I’m now finishing the second week of my new job, and just getting used to my new schedule, and as always, trying to find a balance of everything. I’m slowly getting in the habit of things – finally made it back to the gym earlier this week (it had been about a month)! But I think I’m still adjusting with my sleep schedule, I’m not used to getting up between 5:30 and 6:30am! I’ve been experiencing some annoying insomnia, which has made me feel less motivated, and less energized; as a result I ended up skipping the gym the last couple of days. I surprised myself on Monday morning when I got up an hour earlier – 5:30am, and made it to the gym for a quick morning workout before work, one of the days I even made it to the gym twice (before and after work), both were lighter workouts. I’m hoping once I become a little more used to my earlier schedule, that I can fit in my exercise easier! Admittedly, my biggest motivator for exercising was weight loss, but over time, I have realized that when I fit in regular exercise, that I physically feel better – knowing that I’m making an effort, it usually gives me added energy, and I genuinely enjoy exercising. Once I get into more of a regular routine again, my next goal will be to fit in more yoga, another activity I truly enjoy doing.

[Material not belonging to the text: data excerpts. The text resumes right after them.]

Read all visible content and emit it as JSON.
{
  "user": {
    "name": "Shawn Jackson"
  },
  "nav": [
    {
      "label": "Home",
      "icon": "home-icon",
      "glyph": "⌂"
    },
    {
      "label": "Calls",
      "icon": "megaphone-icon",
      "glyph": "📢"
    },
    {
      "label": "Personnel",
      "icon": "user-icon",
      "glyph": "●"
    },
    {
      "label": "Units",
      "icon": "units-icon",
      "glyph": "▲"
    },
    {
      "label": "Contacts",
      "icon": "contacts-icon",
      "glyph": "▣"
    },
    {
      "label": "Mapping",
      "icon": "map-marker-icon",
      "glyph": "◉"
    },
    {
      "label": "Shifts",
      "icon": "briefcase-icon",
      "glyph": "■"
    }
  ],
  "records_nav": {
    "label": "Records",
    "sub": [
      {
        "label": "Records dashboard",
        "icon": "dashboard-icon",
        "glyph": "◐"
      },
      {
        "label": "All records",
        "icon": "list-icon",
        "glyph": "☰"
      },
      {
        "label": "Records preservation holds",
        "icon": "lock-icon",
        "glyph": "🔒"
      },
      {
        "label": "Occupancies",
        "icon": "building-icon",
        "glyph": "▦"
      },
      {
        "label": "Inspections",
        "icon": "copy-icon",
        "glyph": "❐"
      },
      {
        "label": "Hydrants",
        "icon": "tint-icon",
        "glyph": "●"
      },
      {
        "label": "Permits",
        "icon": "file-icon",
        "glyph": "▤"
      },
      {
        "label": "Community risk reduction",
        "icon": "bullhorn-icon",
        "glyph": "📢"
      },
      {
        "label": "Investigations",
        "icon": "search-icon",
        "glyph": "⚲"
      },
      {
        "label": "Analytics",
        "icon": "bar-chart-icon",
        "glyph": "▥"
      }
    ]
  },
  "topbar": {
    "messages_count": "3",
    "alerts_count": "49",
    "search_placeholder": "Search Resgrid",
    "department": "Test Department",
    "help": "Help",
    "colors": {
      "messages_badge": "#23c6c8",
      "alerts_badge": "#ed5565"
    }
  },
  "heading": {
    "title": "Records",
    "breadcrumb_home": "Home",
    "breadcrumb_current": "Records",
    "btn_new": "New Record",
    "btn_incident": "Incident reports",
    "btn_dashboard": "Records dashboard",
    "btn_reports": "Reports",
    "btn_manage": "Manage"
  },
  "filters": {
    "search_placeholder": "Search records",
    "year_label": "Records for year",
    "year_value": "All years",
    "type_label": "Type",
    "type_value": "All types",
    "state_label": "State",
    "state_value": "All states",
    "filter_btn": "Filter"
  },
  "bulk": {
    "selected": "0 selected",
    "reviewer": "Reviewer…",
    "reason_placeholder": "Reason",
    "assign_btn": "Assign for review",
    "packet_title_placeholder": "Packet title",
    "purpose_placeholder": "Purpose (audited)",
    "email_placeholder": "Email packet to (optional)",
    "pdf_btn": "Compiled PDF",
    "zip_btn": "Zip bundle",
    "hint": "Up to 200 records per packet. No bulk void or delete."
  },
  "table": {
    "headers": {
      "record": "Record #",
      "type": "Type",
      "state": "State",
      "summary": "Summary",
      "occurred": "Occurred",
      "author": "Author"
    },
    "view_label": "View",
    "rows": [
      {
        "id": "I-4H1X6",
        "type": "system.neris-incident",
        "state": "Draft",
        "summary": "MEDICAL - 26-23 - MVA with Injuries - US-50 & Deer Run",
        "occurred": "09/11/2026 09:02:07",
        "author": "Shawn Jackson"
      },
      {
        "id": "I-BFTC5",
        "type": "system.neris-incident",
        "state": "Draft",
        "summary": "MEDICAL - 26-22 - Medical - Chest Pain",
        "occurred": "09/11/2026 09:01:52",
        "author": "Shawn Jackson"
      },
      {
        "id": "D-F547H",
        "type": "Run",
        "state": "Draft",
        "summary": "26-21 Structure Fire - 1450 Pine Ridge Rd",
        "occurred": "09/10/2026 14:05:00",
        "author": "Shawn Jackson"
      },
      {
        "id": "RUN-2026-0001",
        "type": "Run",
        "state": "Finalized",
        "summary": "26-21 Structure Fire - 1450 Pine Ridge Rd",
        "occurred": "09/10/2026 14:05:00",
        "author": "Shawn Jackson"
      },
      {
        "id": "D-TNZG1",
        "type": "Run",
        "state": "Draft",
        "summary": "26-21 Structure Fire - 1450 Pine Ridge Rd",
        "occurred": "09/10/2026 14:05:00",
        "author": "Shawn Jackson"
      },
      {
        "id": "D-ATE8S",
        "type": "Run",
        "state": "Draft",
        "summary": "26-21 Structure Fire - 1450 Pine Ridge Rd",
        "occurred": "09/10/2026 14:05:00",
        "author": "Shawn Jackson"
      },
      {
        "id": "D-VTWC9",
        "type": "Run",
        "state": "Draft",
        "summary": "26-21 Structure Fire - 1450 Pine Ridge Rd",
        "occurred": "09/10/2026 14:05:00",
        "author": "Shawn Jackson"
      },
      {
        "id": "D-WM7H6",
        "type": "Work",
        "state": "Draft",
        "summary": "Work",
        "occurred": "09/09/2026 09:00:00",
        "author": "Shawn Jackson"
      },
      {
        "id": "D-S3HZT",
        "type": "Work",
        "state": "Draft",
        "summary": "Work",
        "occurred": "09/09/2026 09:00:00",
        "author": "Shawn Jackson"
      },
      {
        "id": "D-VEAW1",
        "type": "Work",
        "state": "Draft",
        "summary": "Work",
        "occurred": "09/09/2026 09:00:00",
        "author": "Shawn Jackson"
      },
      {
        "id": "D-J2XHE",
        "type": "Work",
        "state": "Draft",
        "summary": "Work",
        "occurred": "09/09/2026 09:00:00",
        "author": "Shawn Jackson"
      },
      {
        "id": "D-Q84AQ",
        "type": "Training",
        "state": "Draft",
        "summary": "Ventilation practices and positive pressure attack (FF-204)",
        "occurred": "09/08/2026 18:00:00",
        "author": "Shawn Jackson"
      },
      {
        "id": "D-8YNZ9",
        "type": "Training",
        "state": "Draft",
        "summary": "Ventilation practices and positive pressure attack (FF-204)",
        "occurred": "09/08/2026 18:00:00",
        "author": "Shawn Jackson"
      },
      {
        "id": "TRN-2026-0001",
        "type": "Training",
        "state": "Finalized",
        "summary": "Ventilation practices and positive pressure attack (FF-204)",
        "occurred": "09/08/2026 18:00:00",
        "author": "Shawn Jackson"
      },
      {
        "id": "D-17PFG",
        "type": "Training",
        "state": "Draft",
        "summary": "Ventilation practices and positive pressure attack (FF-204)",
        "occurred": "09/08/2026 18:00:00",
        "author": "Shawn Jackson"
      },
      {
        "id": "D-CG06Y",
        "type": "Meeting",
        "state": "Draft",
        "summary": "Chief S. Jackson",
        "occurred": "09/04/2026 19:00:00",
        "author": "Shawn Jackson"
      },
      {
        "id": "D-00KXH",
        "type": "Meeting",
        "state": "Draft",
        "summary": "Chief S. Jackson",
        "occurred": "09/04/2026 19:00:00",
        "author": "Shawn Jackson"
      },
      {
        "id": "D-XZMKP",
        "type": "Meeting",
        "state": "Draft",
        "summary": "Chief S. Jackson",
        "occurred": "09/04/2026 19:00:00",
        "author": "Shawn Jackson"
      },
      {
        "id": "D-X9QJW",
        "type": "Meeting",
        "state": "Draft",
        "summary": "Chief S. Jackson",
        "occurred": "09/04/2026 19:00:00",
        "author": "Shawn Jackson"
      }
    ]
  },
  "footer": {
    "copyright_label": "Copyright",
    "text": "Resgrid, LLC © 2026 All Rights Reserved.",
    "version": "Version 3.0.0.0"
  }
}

My eating has been somewhat more balanced lately, definitely an improvement from a few weeks ago. But I was finding myself going back to calorie counting / planning, that seems to be one of the more difficult things for me to let go of. A couple of the days I stuck to my low calorie plan, but then I’d find myself unable to sleep at night, and feeling hungry. The last few days I went over on my plan, probably eating anywhere from about 1100 calories up to 2000 calories in a day, and sometimes that amount of calories will feel like a binge to me.
I think I’m starting to better prevent myself from letting these “binges” escalate into large binges. I did this tonight; I ate well during the day, about 530 calories during the day, then after work I ate another 1000 calories over just a couple of hours. I know this sounds crazy, but sometimes to stop myself from going way overboard, I pause and look in the mirror or get on the scale, and remind myself of how I want to lose another 13 pounds; I guess it’s sort of my way of holding myself accountable for my actions. Sometimes it still causes me stress to think about how and when I’ll be able to reach my goal, or maybe just to be satisfied / content with my weight. Right now, I’m sort of, kind of, maybe, OK with my weight, but definitely not content with it. It’s been worse, but it’s been better. I still have many days where I just “feel fat”. Sometimes it’s just confusing to try to accept things as they are, yet still work towards my goals without feeling guilty about my failures, and not obsessing over things. I know I have let certain things go, and have made improvements, but I think part of me fears letting go of all of it, because I fear that if I don’t continue to try to count my calories, or stop with planning meals, exercising routines, etc., that I will gain weight.
It’s weird to think that during these last 3 years of my disordered eating, that much of that time my weight has been around 112. There were times when I got back up to 120, and at my lowest was just hardly above 100. All of this stress and worrying over a fairly small range of weight; clearly, obsessing about it further, does not make losing the weight any easier, otherwise I’d be a heck of a lot skinnier than I am now! I know that I need to continue to just remind myself of these things, and to take it one day at a time!